Essa é a situação caótica em que vive o TDAH (transtorno do déficit de atenção – hiperatividade).
Deu ontem, no Hoje (jornal da Rede Globo): pesquisa “fresquinha” publicada neste mês por um grupo de médicos brasileiros num dos periódicos de psiquiatria mais respeitados do planeta definiu a incidência mundial da doença: ± 5%. Pronto! Com pequenas variações, é este o número que nós devemos ter em mente: cerca de 5% das crianças devem estar sofrendo do transtorno (não deve ser chamado de doença) no mundo inteiro.
Dois pontos são mais doídos na polêmica: a rotulação das crianças (além disso, ao que parece, uma enormidade delas são inapropriadamente diagnosticadas como tendo o problema e outro tanto tem realmente o transtorno e são sub-medicadas) e o principal medicamento usado para o controle (o metilfenidato, a Ritalina ®, um psicoestimulante que, contrário ao efeito que dele se esperaria, modula o comportamento dos pequenos “agitados”): há poucos estudos de longo prazo sobre seus efeitos e muitos deles podem ser muito sérios (vão desde dependência e depressão a problemas cardíacos).
Então, o que interessa mesmo na área da Pediatria é o correto encaminhamento dos casos suspeitos e o aconselhamento no caso das crianças apenas ativas (embora nós, assim como os pais, nos damos o direito de dar pitacos quando percebemos exageros por parte dos psiquiatras, claro).

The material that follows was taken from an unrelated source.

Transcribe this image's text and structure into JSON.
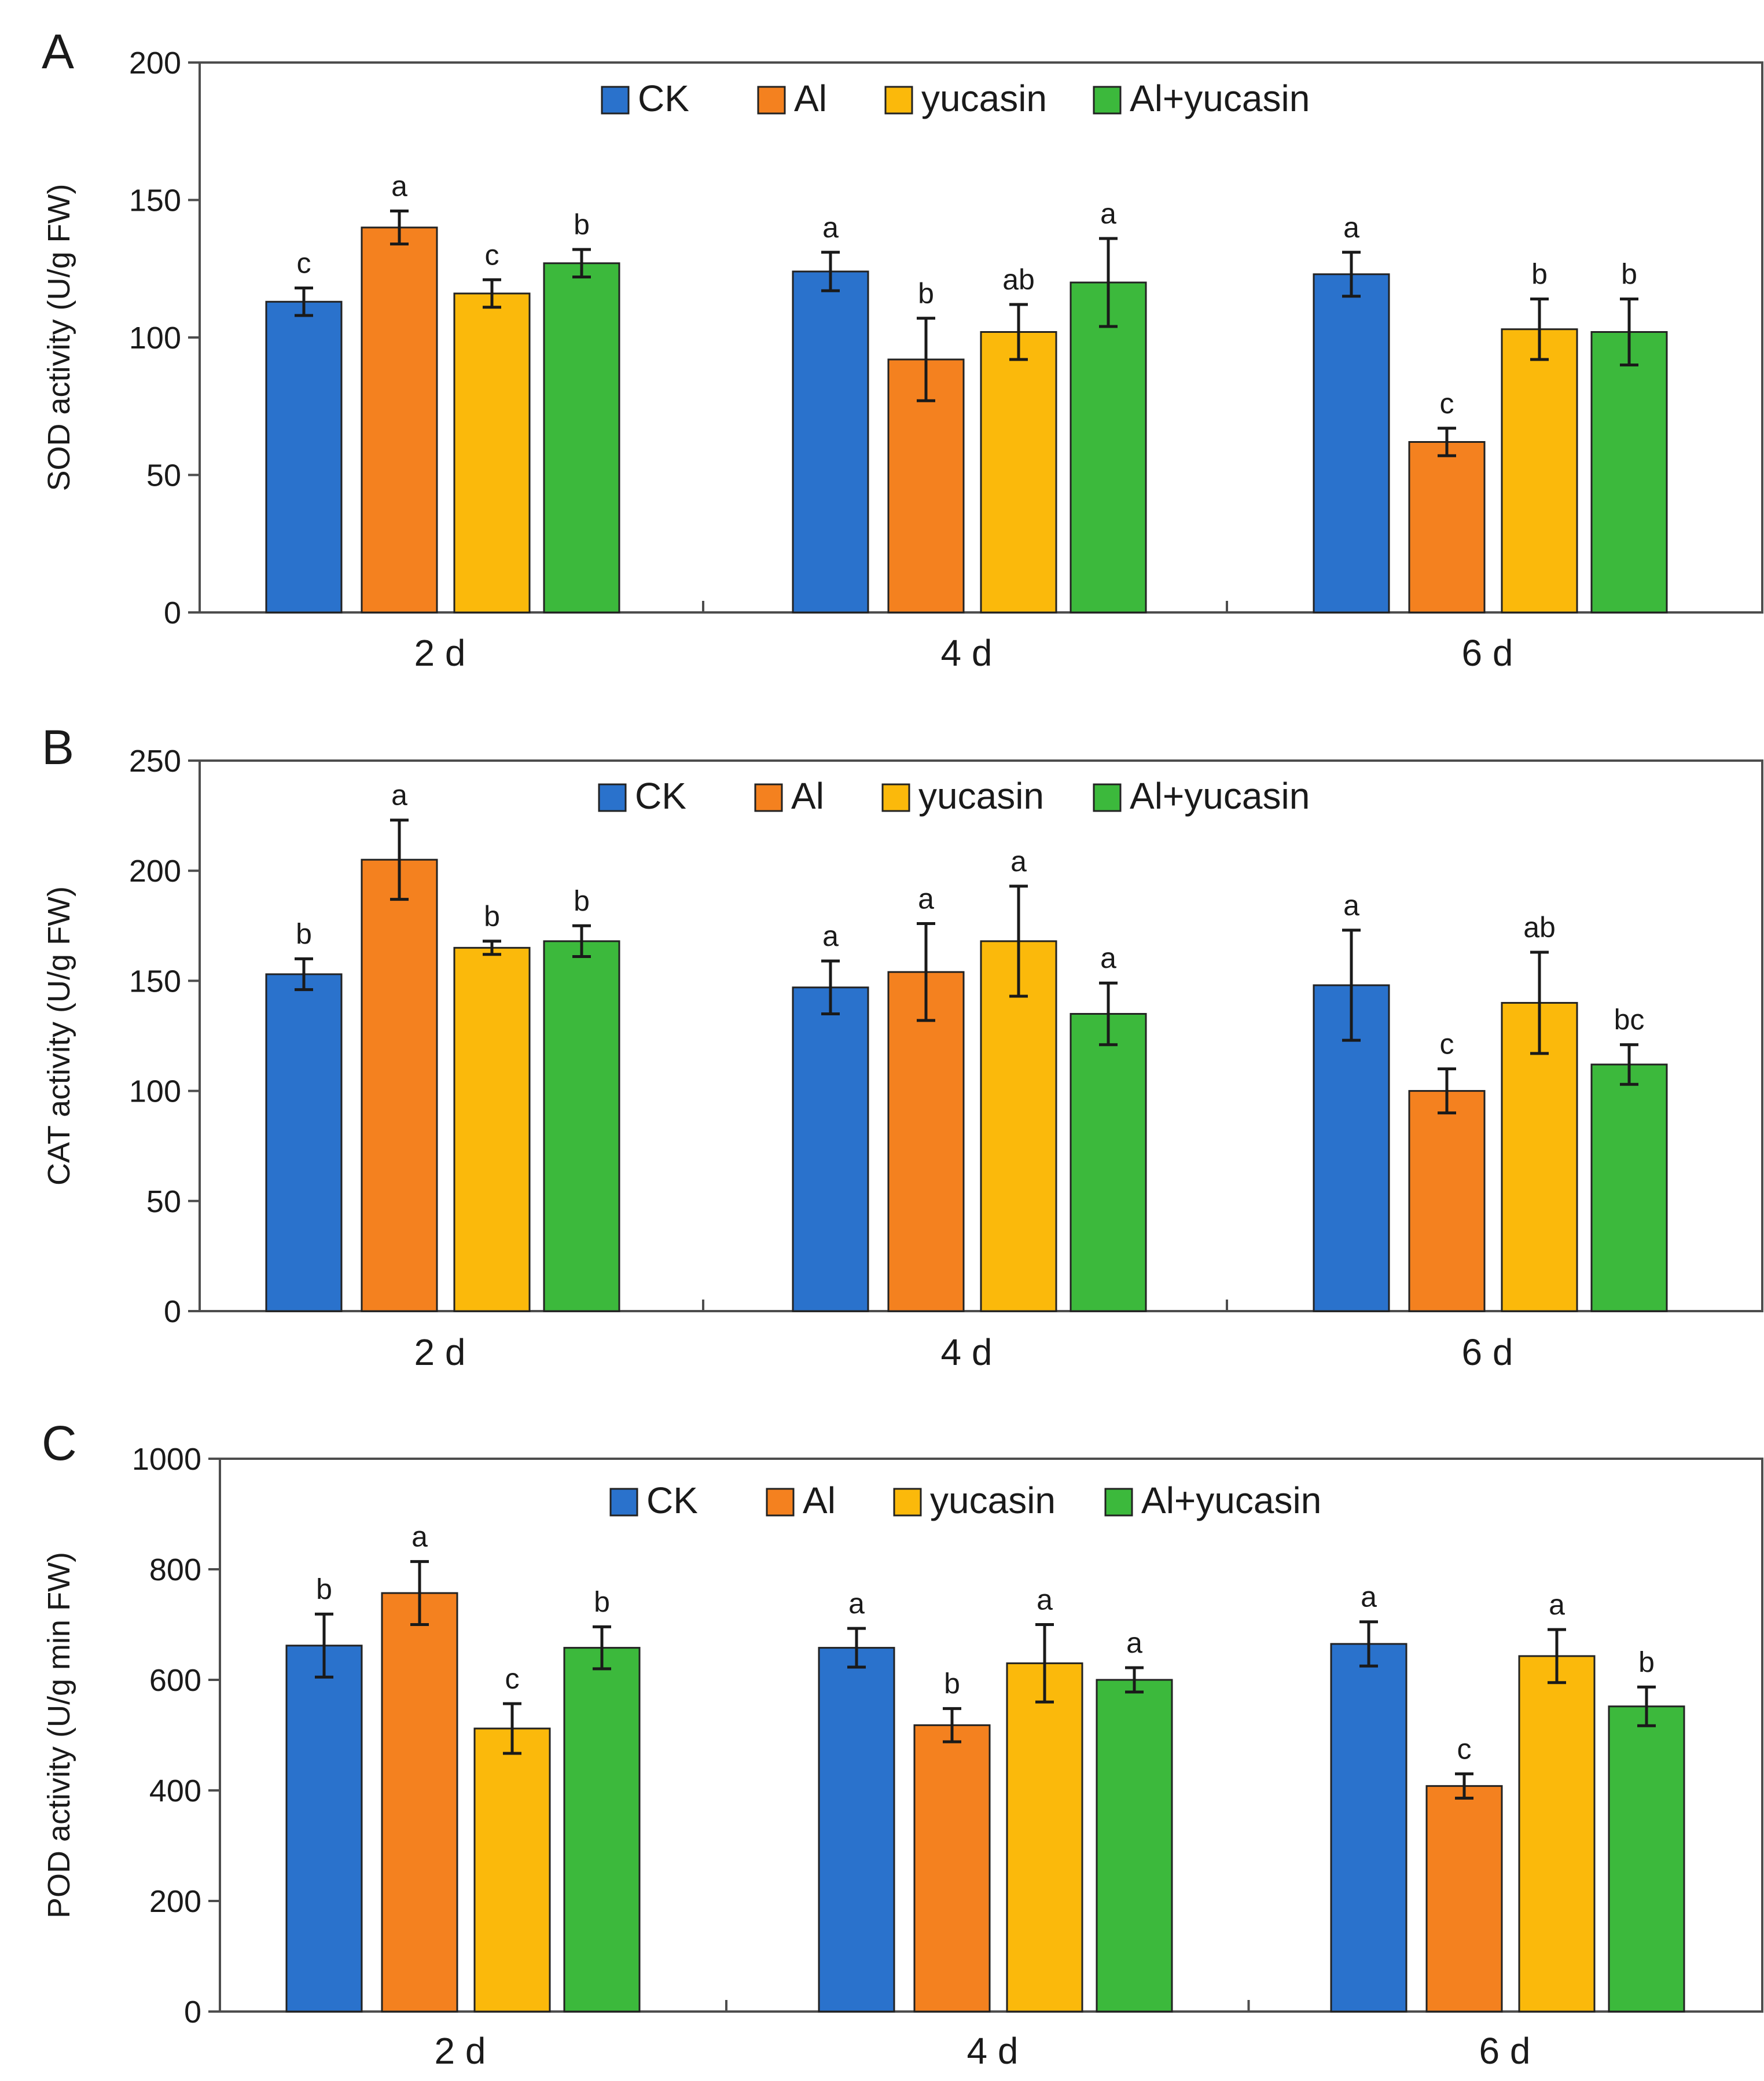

*Diz-se, em muitas das inúmeras biografias de Kurt Cobain, que ele deve sua trágica trajetória – que culminou com seu suicídio aos 27 anos – ao efeito da Ritalina (iniciada aos 7 anos), o que certamente é, pelo menos, um exagero. Esquece-se aí da genética, da infância insegura, das dúvidas sobre sua sexualidade, da relação tempestuosa de seus pais, do casamento mais tempestuoso ainda com a “roqueira” Courtney Love, das incertezas e angústias da sua carreira artística, etc, etc.

1 de junho de 2007

Reféns



Um filósofo cujo nome não me lembro agora disse que o fim da humanidade não vai ser devido a nenhuma nova guerra mundial, e sim devido às doenças mentais: nos transformaríamos todos em “loucos” de alguma forma.

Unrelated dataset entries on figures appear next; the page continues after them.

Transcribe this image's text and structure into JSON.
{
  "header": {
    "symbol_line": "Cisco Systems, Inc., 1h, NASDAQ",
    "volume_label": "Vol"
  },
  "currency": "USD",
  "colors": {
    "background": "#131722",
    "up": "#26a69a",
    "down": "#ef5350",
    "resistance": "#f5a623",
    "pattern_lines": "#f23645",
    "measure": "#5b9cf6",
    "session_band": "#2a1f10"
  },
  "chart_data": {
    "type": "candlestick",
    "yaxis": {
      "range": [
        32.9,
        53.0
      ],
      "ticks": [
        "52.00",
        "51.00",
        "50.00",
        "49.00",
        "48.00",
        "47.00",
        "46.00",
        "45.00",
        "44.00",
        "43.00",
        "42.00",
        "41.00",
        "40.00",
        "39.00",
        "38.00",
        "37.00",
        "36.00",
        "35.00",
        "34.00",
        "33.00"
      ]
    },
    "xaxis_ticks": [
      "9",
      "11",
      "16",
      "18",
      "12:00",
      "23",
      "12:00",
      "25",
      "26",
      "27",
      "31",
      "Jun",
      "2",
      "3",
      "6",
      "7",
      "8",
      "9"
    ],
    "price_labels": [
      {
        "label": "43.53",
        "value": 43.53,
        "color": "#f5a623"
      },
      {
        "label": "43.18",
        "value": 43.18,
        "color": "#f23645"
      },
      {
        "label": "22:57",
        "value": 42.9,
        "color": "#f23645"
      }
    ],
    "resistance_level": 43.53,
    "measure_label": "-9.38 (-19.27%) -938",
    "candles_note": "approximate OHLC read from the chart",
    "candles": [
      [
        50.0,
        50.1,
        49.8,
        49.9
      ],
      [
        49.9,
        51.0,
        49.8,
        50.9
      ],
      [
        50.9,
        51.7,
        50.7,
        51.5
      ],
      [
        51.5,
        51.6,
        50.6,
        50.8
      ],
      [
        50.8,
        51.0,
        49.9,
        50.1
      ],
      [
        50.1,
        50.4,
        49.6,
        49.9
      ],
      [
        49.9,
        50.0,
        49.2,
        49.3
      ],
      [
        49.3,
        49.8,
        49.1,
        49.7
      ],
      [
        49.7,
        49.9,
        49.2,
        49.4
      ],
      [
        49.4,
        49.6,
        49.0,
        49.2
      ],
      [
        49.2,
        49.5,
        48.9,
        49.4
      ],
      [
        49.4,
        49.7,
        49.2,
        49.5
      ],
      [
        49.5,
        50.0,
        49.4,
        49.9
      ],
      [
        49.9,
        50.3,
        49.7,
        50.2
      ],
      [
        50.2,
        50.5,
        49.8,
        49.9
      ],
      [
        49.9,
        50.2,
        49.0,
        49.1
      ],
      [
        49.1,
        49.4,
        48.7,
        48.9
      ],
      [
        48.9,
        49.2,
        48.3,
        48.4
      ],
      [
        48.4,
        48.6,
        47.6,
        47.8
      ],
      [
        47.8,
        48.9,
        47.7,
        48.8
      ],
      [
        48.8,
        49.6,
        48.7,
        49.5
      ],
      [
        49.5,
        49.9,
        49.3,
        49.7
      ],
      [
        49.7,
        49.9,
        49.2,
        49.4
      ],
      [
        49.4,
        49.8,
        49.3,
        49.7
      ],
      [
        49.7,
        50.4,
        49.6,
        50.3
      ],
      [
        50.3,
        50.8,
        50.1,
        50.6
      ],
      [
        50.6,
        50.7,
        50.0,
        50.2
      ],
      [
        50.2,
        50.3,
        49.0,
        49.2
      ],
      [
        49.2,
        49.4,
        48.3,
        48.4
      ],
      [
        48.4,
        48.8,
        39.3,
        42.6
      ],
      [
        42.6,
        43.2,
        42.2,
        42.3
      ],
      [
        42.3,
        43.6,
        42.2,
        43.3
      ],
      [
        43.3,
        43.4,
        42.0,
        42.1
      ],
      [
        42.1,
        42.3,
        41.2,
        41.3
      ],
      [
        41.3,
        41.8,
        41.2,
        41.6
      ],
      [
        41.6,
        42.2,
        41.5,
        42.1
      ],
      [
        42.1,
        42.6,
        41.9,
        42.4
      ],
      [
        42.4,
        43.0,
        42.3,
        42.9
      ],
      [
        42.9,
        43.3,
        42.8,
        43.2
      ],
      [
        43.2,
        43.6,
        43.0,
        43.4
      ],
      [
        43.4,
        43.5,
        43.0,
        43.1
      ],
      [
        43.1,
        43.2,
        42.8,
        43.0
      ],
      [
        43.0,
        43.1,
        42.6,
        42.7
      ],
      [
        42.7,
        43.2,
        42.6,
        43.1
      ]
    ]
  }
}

Talvez não chegue a tanto. Até porque acredito na capacidade do ser humano de sair dos seus enroscos.
O fato é que realmente a incidência de doenças mentais parece aumentar a cada dia (exageros diagnósticos?).
Frequentemente quando uma pessoa se descobre deprimida, vem a pergunta: “Por que?”

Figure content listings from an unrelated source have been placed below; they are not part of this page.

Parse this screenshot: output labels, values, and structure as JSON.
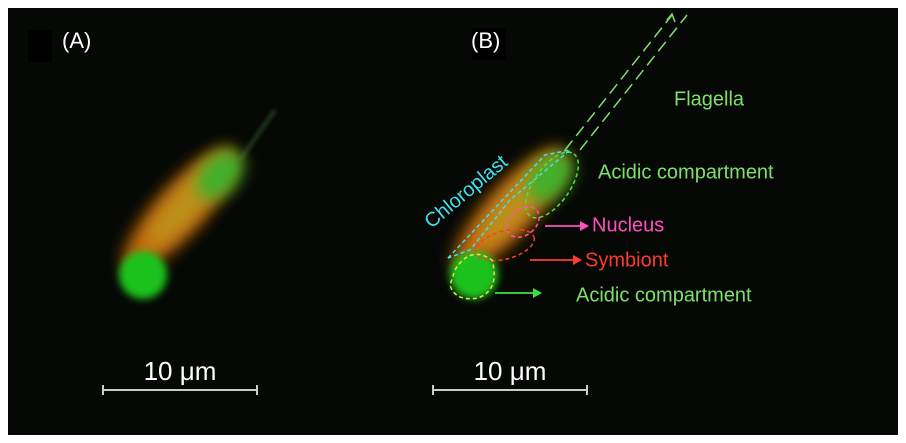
{
  "panels": [
    {
      "label": "(A)",
      "scale_bar": "10 μm"
    },
    {
      "label": "(B)",
      "scale_bar": "10 μm"
    }
  ],
  "annotations": [
    "Flagella",
    "Chloroplast",
    "Acidic compartment",
    "Nucleus",
    "Symbiont",
    "Acidic compartment"
  ]
}
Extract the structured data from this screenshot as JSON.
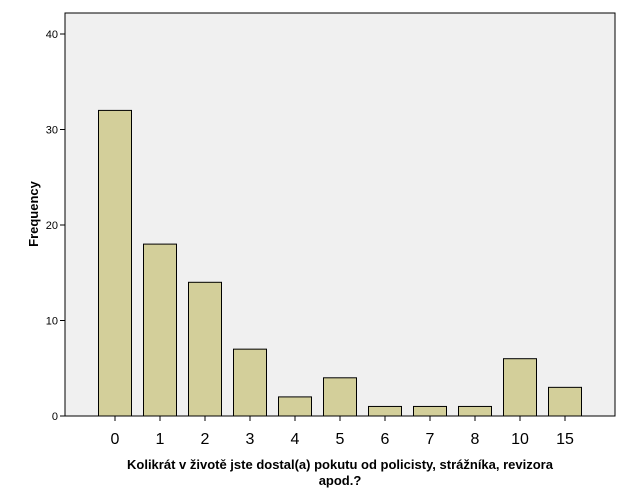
{
  "chart_data": {
    "type": "bar",
    "categories": [
      "0",
      "1",
      "2",
      "3",
      "4",
      "5",
      "6",
      "7",
      "8",
      "10",
      "15"
    ],
    "values": [
      32,
      18,
      14,
      7,
      2,
      4,
      1,
      1,
      1,
      6,
      3
    ],
    "xlabel_lines": [
      "Kolikrát v životě jste dostal(a) pokutu od policisty, strážníka, revizora",
      "apod.?"
    ],
    "ylabel": "Frequency",
    "ylim": [
      0,
      40
    ],
    "yticks": [
      0,
      10,
      20,
      30,
      40
    ],
    "grid": false,
    "colors": {
      "bar_fill": "#d3cf9a",
      "bar_stroke": "#000000",
      "plot_background": "#f0f0f0",
      "frame": "#000000"
    }
  }
}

Não existe, normalmente, um por quê. Existem vários:
O “porquê” genético (sempre ele, muito importante)*, o “porquê” social, “porquês” inclusive climáticos (é sabido que em climas muito frios, fechados, há maior incidência de estados depressivos) e os “porquês” cognitivos (pensamentos recorrentes de tristeza, de menos valia) e comportamentais (ações de acordo com os tais pensamentos).
Nestes dois últimos (cognitivos – maneira de pensar – e comportamentais) é que as terapias atuam, com resultados que costumam ser muito interessantes, notadamente com a psicoterapia cognitiva-comportamental, ainda incipiente no nosso país. Infelizmente, porém, somos quase todos reféns de um sistema que privilegia a química (medicamentos, com uma indústria poderosíssima por detrás).

* Nesse primeiro caso (genético) estão muitas das depressões que hoje são chamadas de bioquímicas, em que alterações da bioquímica cerebral “jogam contra” os esforços do paciente para se sentir melhor. É nesses casos – basicamente – que não se pode abrir mão das medicações, além de outras formas de tratamento.